Who could not be in favour of helping the disabled? Who wants to pay for that help?
The delectable Philippa Martyr writes in Quadrant Magazine:
The Federal government has recently committed $1 billion to start up a National Disability Insurance Scheme for as many as 20,000 people with serious lifetime disabilities, and their carers and families.
This certainly makes a nice change from cuddling up to a union that has plundered the wages of the very workforce that helps to care for these people.
However, here are some of the ways in which the NDIS – a scheme which is supposed to help genuinely disadvantaged people who are doing it really, really tough – could have been funded from as far back as 2007, when this government was first elected.

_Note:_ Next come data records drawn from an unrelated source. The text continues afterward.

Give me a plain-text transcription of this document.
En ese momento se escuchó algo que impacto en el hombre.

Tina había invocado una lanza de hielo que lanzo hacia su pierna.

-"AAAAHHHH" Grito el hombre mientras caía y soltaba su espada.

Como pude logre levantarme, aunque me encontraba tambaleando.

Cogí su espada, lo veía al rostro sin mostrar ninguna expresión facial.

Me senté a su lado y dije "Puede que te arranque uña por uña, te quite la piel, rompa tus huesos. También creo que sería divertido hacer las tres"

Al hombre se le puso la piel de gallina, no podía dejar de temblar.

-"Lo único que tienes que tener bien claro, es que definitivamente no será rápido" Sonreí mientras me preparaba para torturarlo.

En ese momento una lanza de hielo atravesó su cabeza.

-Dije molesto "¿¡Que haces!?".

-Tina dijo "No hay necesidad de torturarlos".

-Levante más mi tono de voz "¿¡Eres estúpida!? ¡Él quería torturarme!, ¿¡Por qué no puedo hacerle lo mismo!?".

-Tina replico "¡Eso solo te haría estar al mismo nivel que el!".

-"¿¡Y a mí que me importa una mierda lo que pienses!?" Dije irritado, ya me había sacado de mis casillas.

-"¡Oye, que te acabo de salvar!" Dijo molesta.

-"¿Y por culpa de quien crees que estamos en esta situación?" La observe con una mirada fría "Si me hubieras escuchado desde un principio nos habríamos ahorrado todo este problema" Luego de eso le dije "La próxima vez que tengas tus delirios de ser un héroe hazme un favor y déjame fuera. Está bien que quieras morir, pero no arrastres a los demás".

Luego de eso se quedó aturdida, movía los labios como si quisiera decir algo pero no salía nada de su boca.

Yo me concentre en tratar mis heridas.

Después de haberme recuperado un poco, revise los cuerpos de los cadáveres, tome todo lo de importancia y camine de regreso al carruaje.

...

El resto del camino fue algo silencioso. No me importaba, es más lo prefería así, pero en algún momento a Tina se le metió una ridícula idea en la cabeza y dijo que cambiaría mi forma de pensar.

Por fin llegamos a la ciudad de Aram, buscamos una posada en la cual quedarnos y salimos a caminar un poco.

- Estimated cost of the unnecessary pink batts scheme, whose graft and waste is well-documented: $2.45 billion, followed by another $424 million to fix the dangerous installations
- Estimated cost of the Building the Education Revolution scheme, ditto: $16.2 billion
- Estimated cost (so far) of the National Broadband Network, as WiFi conquers the known universe: at least $36 billion
- Resources available to the Climate Change ministerial portfolio in 2010-2011, to fix a ‘problem’ whose tractability and indeed existence is questionable: $1.57 billion
- Labor’s ‘literacy and numeracy partnership’ (4 years) which has produced no measurable improvements in either: $540 million
- The dramatically unsuccessful Productivity Places Program which was so badly administered that it is impossible to tell who benefited from it, if anyone: $2.1 billion
Sadly, this catalogue of over-administered political bankruptcy tends to point to one conclusion: the NDIS will become just another unauditable and potentially tragic botch-up. Only time will tell.
Only $1 billion on the latest feel good scheme. That’s only $50 from every every Australian resident. We should probably be grateful. The NBN looks like costing more than $50 billion. That’s at least $6000 from every household – for an internet connection.
I have written about the utter madness of the NBN before, but let me say that again. A minimum of $6000 per household for an internet connection, an amount you will pay through taxation whether you need an internet connection or not.
Perhaps we wouldn’t mind the incredible cost if we were getting an incredible product. But the NBN relies on technology that was outdated before it even began. Most households, even those that connect to the NBN’s overpriced services, would have been better off with newer, mostly wireless, technologies that would have been introduced had the market just been allowed to do its thing.